Of course racism only explains why minorities are concentrated among the unskilled or the very poor; not why their conditions are deteriorating or stagnating in ever more grotesque fashion. That's to be put at the door of the historic crisis of capitalism. The reactionaries and the activists--who share bourgeois horizons--don't want to understand the class dynamics and crisis tendencies and capitalist limits on the mixed economy which have polarized the country and in doing so have accentuated racial inequality because of the non fortuituous concentration of minorities among the most vulnerable sections of the proletariat.

I think many racial activists simply don't want to face the coming storm. They hope that if they can get white people to think reasonably about social policy and be less bothered about being in a coalition with blacks, good social democratic leaders can emerge and fix things up again (fantasies of an Amerigo Jospin). It's as if they think that if they could more whites to be against welfare reform, Clinton will have to reverse himself (as if the Reagan assault began with white approval in the first place) or the Democrats will nominate someone who can feel our pain better next time (Thomas Ferguson does a good job of disabusing people of this illusion). Scratch an abolish a whitey activist and you'll get a good social democrat. Hardly radical.
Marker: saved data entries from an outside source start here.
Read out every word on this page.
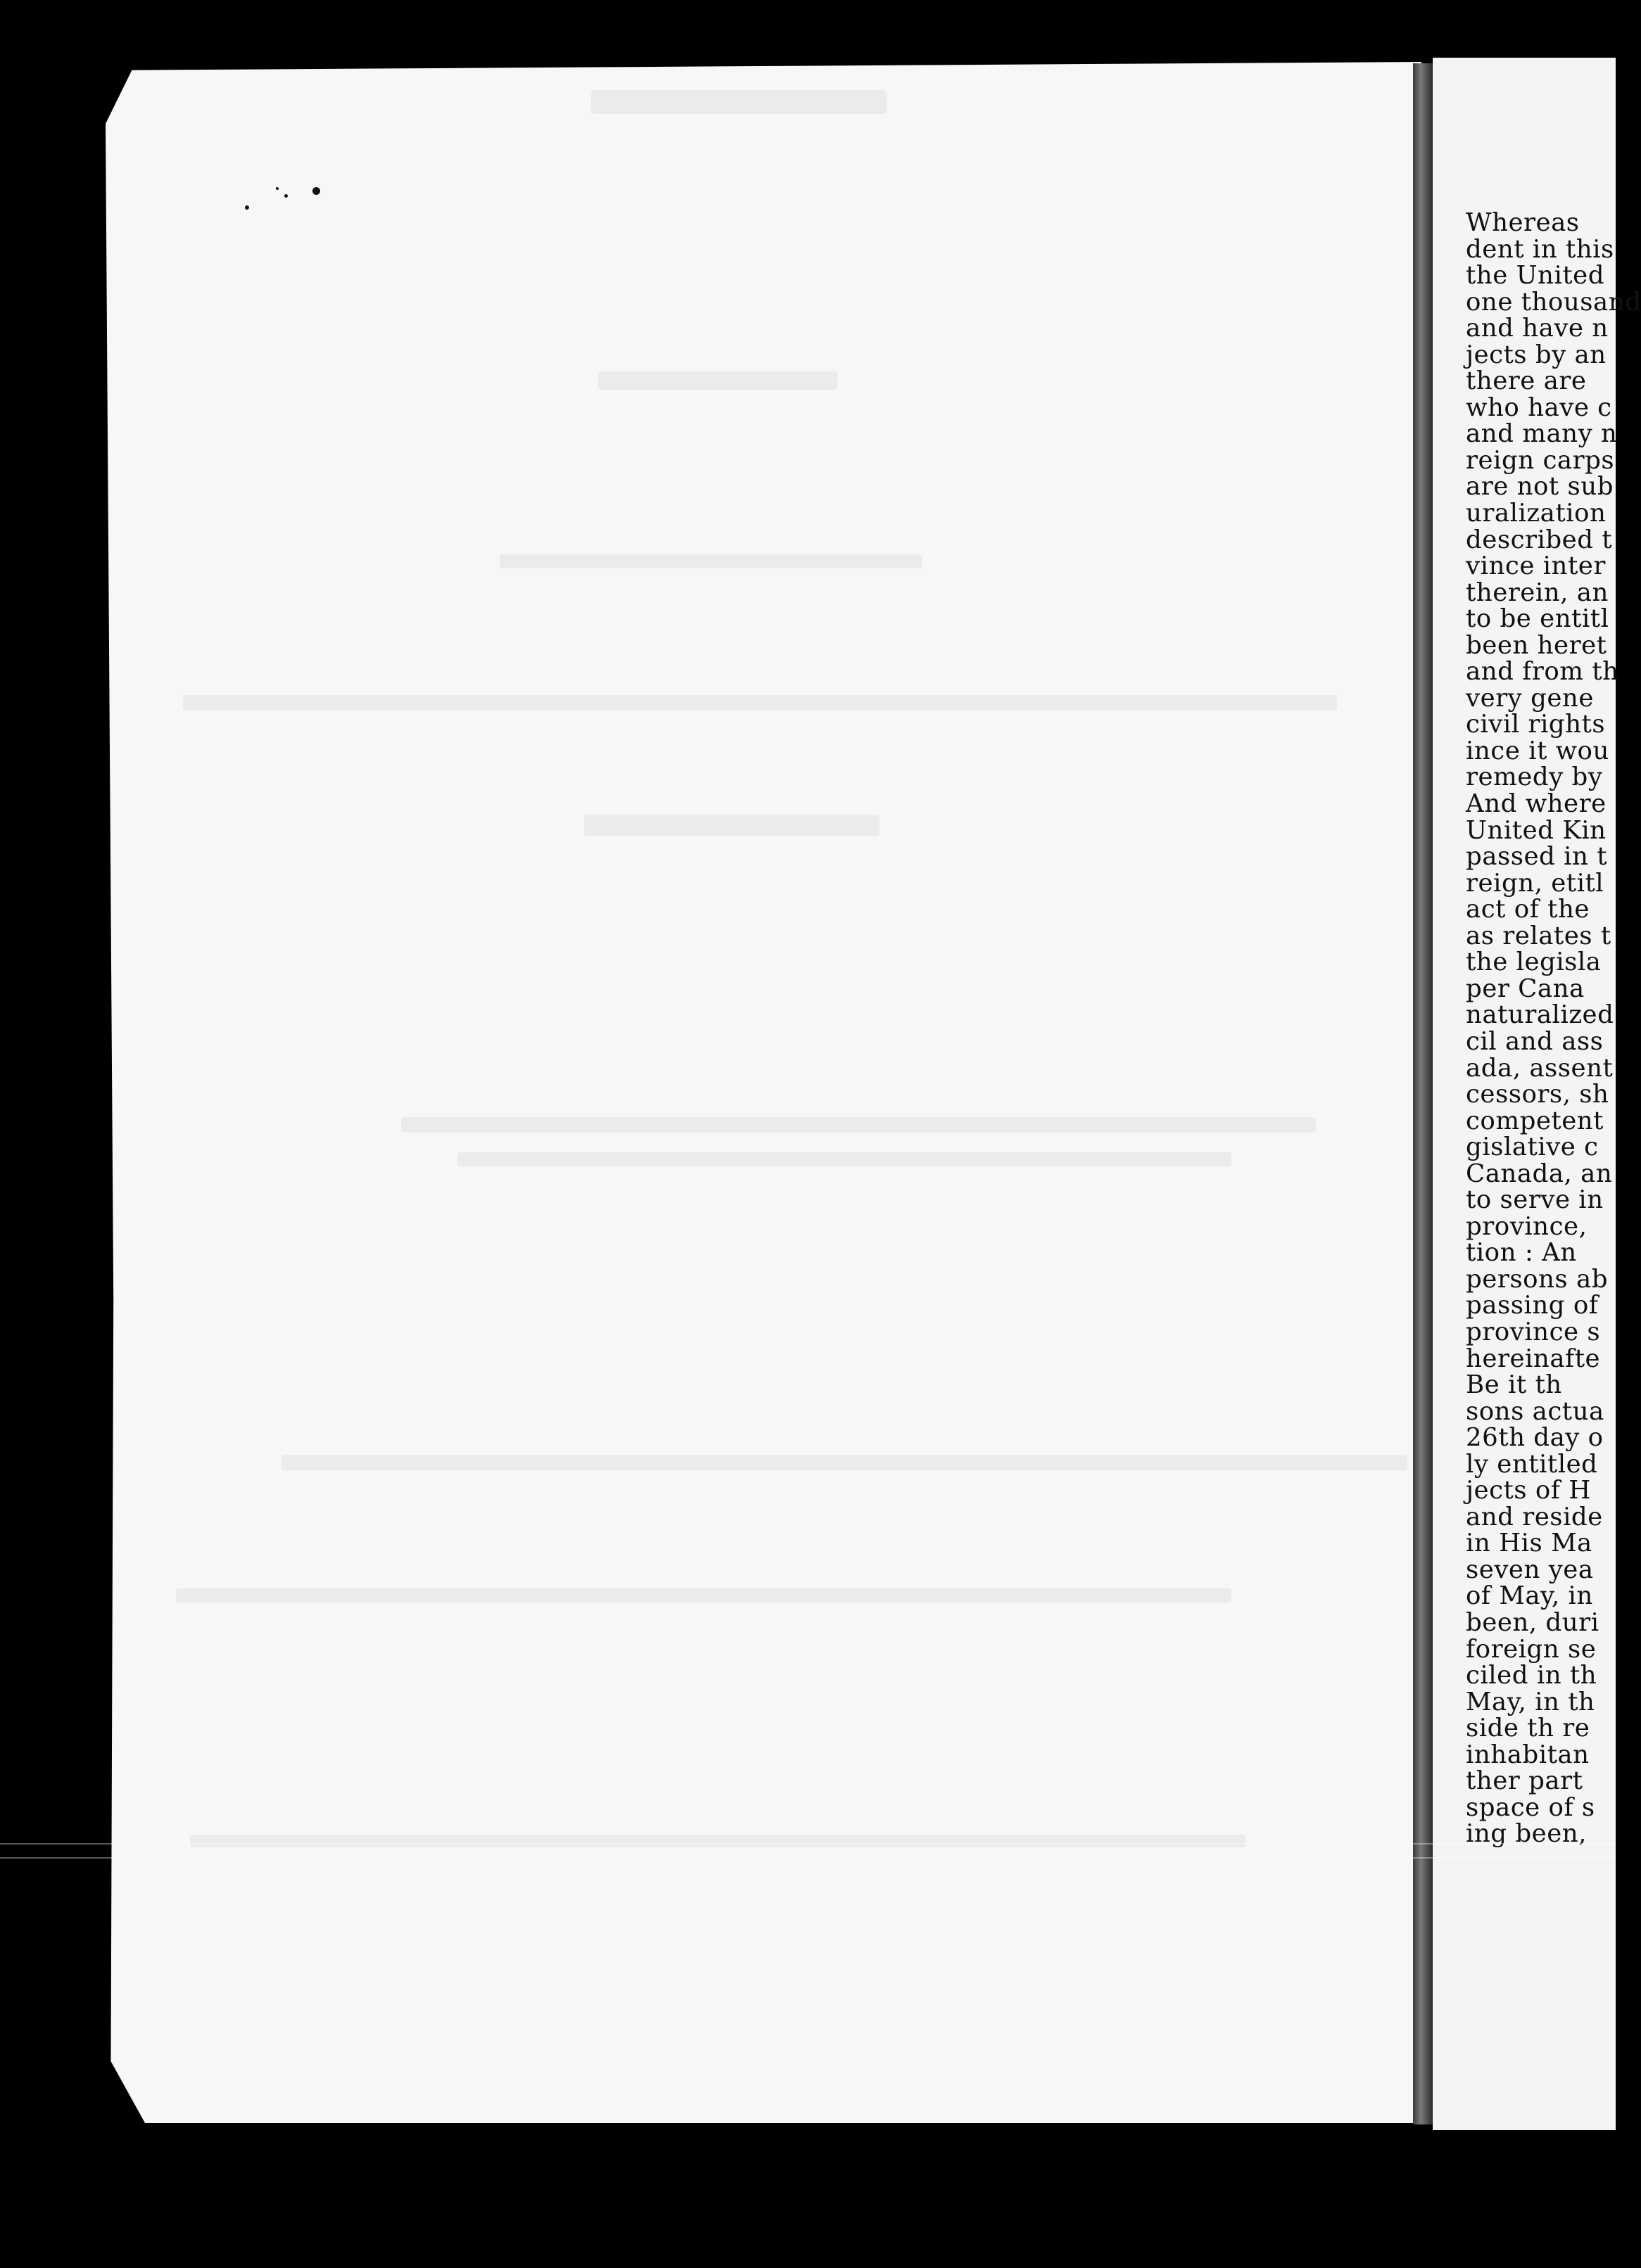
Whereas
dent in this
the United
one thousand
and have n
jects by an
there are
who have c
and many n
reign carps
are not sub
uralization
described t
vince inter
therein, an
to be entitl
been heret
and from th
very gene
civil rights
ince it wou
remedy by
And where
United Kin
passed in t
reign, etitl
act of the
as relates t
the legisla
per Cana
naturalized
cil and ass
ada, assent
cessors, sh
competent
gislative c
Canada, an
to serve in
province,
tion : An
persons ab
passing of
province s
hereinafte
Be it th
sons actua
26th day o
ly entitled
jects of H
and reside
in His Ma
seven yea
of May, in
been, duri
foreign se
ciled in th
May, in th
side th re
inhabitan
ther part
space of s
ing been,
I have decided to play the role of class dogmatist here (others will think that I have simply confessed to what they knew all along--I am a white identified marxist). I argue that whatever benefit derives from 'racial' knowledge cannot be segregated from the contribution racial classification in official and social scientific makes to the materialization and the entrenchment of white racial consciousness--the very problems of which we had set out to discover the scope and depth.

Now see if someone can do a better job of proving me wrong (and believe I am all ears) than the name calling Michael E used in his last post.